What I think would work best is if I could do two things:

Increase the timeout for heartbeats
Throttle each node so that it only does one job at a time.

If I could do this, I could divide up my task into many jobs. Each node would do one job at a time and no machine would become overburdened to cause it to miss a heartbeat. If a job failed then little work would be lost and recovery would be quick.

Can anyone tell me how to do this? What should I be doing here?

Solution

Now I have it working correctly. In my situation for my application I am getting about a 50% speed-up over a multithreaded application on one machine, but that is not the best that I can do. More work is to be done.

To use gridgain, it seems that the configuration file is critical to getting everything working. This is where node behavior is set and must match your application's needs.

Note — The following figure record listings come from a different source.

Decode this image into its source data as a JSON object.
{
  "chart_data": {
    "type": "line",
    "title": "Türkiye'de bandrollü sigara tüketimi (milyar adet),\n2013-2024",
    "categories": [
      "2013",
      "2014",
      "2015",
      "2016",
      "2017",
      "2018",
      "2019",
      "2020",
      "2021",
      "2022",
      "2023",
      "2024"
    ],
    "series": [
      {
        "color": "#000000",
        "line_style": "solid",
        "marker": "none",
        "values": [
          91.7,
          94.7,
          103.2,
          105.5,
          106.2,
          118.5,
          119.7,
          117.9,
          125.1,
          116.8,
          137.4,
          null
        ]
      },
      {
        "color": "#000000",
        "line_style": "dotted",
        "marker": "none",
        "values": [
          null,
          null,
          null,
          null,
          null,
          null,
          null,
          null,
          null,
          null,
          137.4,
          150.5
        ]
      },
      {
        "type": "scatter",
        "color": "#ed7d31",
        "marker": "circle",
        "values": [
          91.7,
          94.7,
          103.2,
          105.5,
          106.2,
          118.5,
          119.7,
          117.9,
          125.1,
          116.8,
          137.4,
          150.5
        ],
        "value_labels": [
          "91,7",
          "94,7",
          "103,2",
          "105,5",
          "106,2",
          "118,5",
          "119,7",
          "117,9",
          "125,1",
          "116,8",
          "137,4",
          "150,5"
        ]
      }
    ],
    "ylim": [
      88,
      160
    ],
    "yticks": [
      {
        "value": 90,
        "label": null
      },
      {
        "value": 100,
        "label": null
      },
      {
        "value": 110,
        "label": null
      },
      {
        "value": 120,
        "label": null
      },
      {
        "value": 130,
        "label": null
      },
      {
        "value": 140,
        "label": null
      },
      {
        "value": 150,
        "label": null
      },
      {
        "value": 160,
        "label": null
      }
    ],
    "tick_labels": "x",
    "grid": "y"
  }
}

One thing I needed in my xml configuration file is this:

    <property name="discoverySpi">
        <bean class="org.gridgain.grid.spi.discovery.multicast.GridMulticastDiscoverySpi">
            <property name="maxMissedHeartbeats" value="20"/>
            <property name="leaveAttempts" value="10"/>
        </bean>
    </property>

This sets the maximum heartbeats that can be missed before a node is considered missing. I set this to a high value because I kept having a problem of nodes leaving and coming back a few seconds later. Alternatively, instead of using multicasting I could have fixed the IPs of the machines with running nodes using other properties in the in the config file. I didn't do this but if you are using the same machines over and over it probably would be more reliable.

The other thing I did is:

    <property name="collisionSpi">
        <bean class="org.gridgain.grid.spi.collision.jobstealing.GridJobStealingCollisionSpi">
            <property name="activeJobsThreshold" value="2"/>
            <property name="waitJobsThreshold" value="4"/>
            <property name="maximumStealingAttempts" value="10"/>
            <property name="stealingEnabled" value="true"/>
            <property name="messageExpireTime" value="1000"/>
        </bean>
    </property>

    <property name="failoverSpi">
        <bean class="org.gridgain.grid.spi.failover.jobstealing.GridJobStealingFailoverSpi">
            <property name="maximumFailoverAttempts" value="10"/>
        </bean>
    </property>

For the first one, the activeJobsThreshold value tells the node how many jobs it can run at the same time. This is a better way of doing throttling than changing the number of threads in the executor service. Also, it does some load balancing and idle nodes can 'steal' work from other nodes to get everything done faster.

There are better ways to do this also. Gridgain can do size the jobs based on the measured performance of each node, apparently, which would improve overall performance, especially if you have fast and slow computers in the grid.

For the future I am going to study the configuration file and compare that to the javadocs to learn all about all the different options, to get this to run even faster.